06/05/2012 06:02 EDT | Updated 08/05/2012 05:12 EDT

Royal Bank raises concerns about fees with Maple's $3.8B takeover bid of TMX

TORONTO - Royal Bank of Canada has finally waded into the takeover of the TMX Group by rival financial institutions by urging regulators to take action to ensure costs don't escalate for companies that list on financial markets.

Canada's largest bank said in a Monday filing with the Ontario Securities Commission — which has asked for public feedback on its terms for allowing the $3.8-billion takeover of the operator of the Toronto and Montreal exchanges — that it largely supports the transaction but has some concerns.

It fears costs will escalate when Maple Group Acquisition Corp., a consortium of 13 banks and pension plans, buys the TMX and combines it with the Alpha trading system and CDS, Canada's system for clearing and settling stock trades.

"Our key concern is that the Maple transaction will require a significantly different approach to the regulation of fees and fee models in Canada in order to compensate for the removal of effective competition for trading venues and the transformation of CDS into a profit-making venture," RBC's global co-head of equity trading Greg Mills wrote in a 21-page comment.

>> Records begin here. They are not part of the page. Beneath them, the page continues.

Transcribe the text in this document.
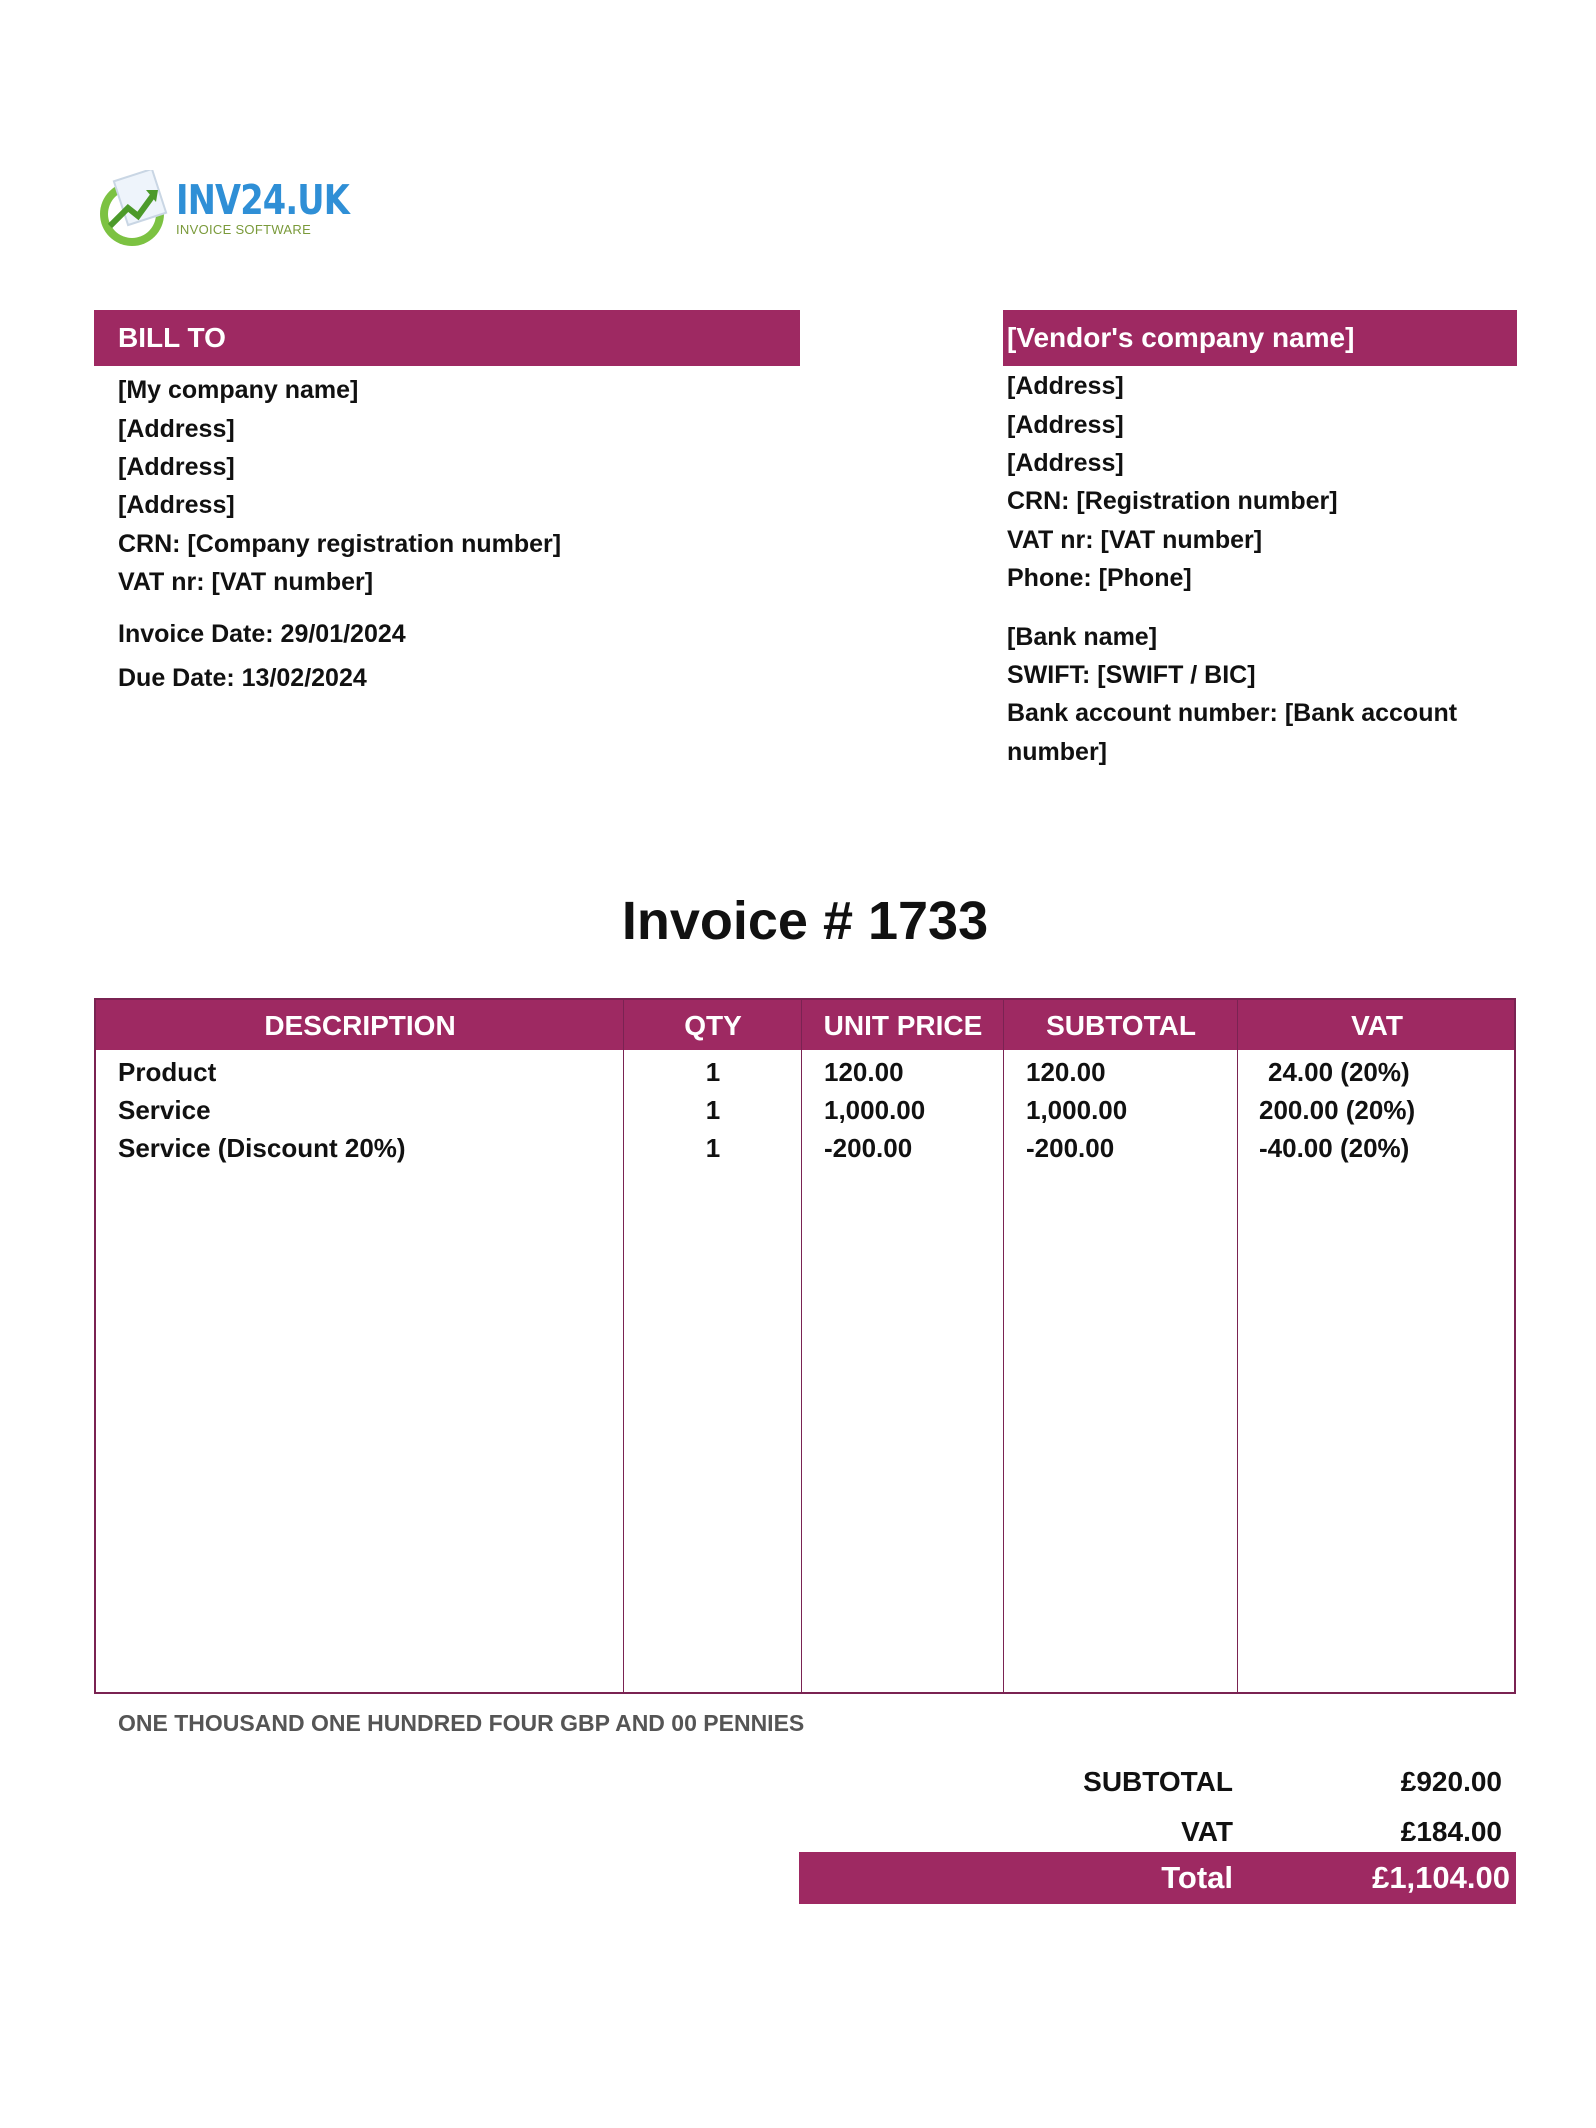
INV24.UK
INVOICE SOFTWARE
BILL TO
[My company name]
[Address]
[Address]
[Address]
CRN: [Company registration number]
VAT nr: [VAT number]
Invoice Date: 29/01/2024
Due Date: 13/02/2024
[Vendor's company name]
[Address]
[Address]
[Address]
CRN: [Registration number]
VAT nr: [VAT number]
Phone: [Phone]
[Bank name]
SWIFT: [SWIFT / BIC]
Bank account number: [Bank account
number]
Invoice # 1733
DESCRIPTION	QTY	UNIT PRICE	SUBTOTAL	VAT
Product	1	120.00	120.00	24.00 (20%)
Service	1	1,000.00	1,000.00	200.00 (20%)
Service (Discount 20%)	1	-200.00	-200.00	-40.00 (20%)
ONE THOUSAND ONE HUNDRED FOUR GBP AND 00 PENNIES
SUBTOTAL	£920.00
VAT	£184.00
Total	£1,104.00
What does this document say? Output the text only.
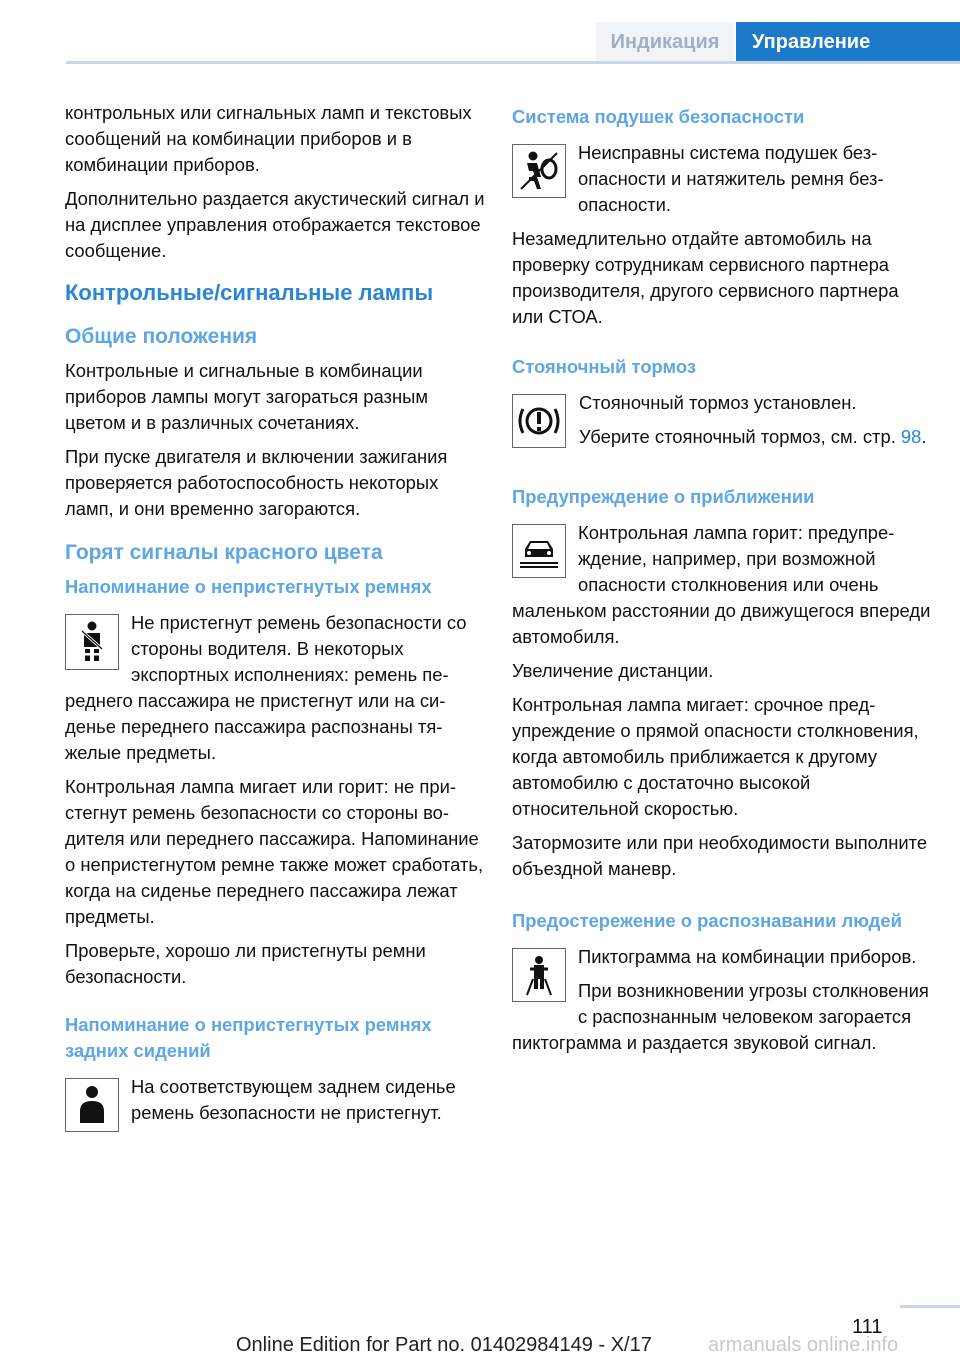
Индикация	Управление

контрольных или сигнальных ламп и текстовых сообщений на комбинации приборов и в комбинации приборов.

Дополнительно раздается акустический сигнал и на дисплее управления отображается текстовое сообщение.

Контрольные/сигнальные лампы
Общие положения

Контрольные и сигнальные в комбинации приборов лампы могут загораться разным цветом и в различных сочетаниях.

При пуске двигателя и включении зажигания проверяется работоспособность некоторых ламп, и они временно загораются.

Горят сигналы красного цвета
Напоминание о непристегнутых ремнях

Не пристегнут ремень безопасности со стороны водителя. В некоторых экспортных исполнениях: ремень переднего пассажира не пристегнут или на сиденье переднего пассажира распознаны тяжелые предметы.

Контрольная лампа мигает или горит: не пристегнут ремень безопасности со стороны водителя или переднего пассажира. Напоминание о непристегнутом ремне также может сработать, когда на сиденье переднего пассажира лежат предметы.

Проверьте, хорошо ли пристегнуты ремни безопасности.

Напоминание о непристегнутых ремнях задних сидений

На соответствующем заднем сиденье ремень безопасности не пристегнут.

Система подушек безопасности

Неисправны система подушек безопасности и натяжитель ремня безопасности.

Незамедлительно отдайте автомобиль на проверку сотрудникам сервисного партнера производителя, другого сервисного партнера или СТОА.

Стояночный тормоз

Стояночный тормоз установлен.

Уберите стояночный тормоз, см. стр. 98.

Предупреждение о приближении

Контрольная лампа горит: предупреждение, например, при возможной опасности столкновения или очень маленьком расстоянии до движущегося впереди автомобиля.

Увеличение дистанции.

Контрольная лампа мигает: срочное предупреждение о прямой опасности столкновения, когда автомобиль приближается к другому автомобилю с достаточно высокой относительной скоростью.

Затормозите или при необходимости выполните объездной маневр.

Предостережение о распознавании людей

Пиктограмма на комбинации приборов.

При возникновении угрозы столкновения с распознанным человеком загорается пиктограмма и раздается звуковой сигнал.

111
Online Edition for Part no. 01402984149 - X/17	armanuals online.info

In one of several submissions to the Ontario regulator from various stakeholders, RBC (TSX:RY) suggests that Maple should be forced to use Alpha's lower trading fees as the basis for regulated pricing instead of TMX's current fees.

It also says the commission must increase its capacity to be an effective regulator of the market structure and fees.

Royal, which advised former takeover bidder LSE Group before its offer was rejected last year, is the only large Canadian bank with no affiliation to the Maple Group.

National Bank of Canada (TSX:NA), Toronto-Dominion Bank (TSX:TD), Bank of Nova Scotia (TSX:BNS) and Canadian Imperial Bank of Commerce (TSX:CM) are all Maple shareholders along with nine financial firms. Bank of Montreal (TSX:BMO) doesn't own a stake in Maple but is advising the TMX Group.

Maple has extended its almost $4-billion bid for the TMX Group (TSX:X), operator of Canada's major stock markets, until the end of July.

The consortium is awaiting regulatory approval from various provincial regulators as well as the federal Competition Bureau. Royal's requests were made during a public comment period held by the OSC seeking feedback on its draft recognition order.

Global brokerage firm ITG Canada said it supports terms outlined by the OSC but called for even stronger safeguards to protect the public interest and strengthen the governance and oversight model.

"The structure proposed by the Maple acquisition is fraught with conflicts of interest across every facet of the trading, clearing and settlement infrastructure of this country," it wrote in a lengthy submission.

"These conflicts of interest have the potential to seriously affect the ability of other participants to compete effectively in our capital markets."

William Woods, CEO of WWWoods & Co., said the OSC's proposed orders will create a regulated monopoly that may be able to deal with all conflicts of interest raised by Maple's ownership.

"However, the commission has not explained why a regulated monopoly, rather than free and open competition, is in the best interests of the public in Canada," he wrote.

Maple seeks to acquire a minimum of 70 per cent and a maximum of 80 per cent of the shares of TMX Group, as part of an integrated transaction valued at about $3.8 billion.

Under the deal, Maple investors would end up holding 60 per cent of the TMX Group's stock and current TMX shareholders 40 per cent.

Besides banks, Maple is comprised of the Alberta Investment Management Corporation, Caisse de depot et placement du Quebec, Canada Pension Plan Investment Board, Desjardins Financial Group, Dundee Capital Markets Inc., Fonds de solidarite des travailleurs du Quebec (F.T.Q.), GMP Capital Inc., Ontario Teachers' Pension Plan and The Manufacturers Life Insurance Company.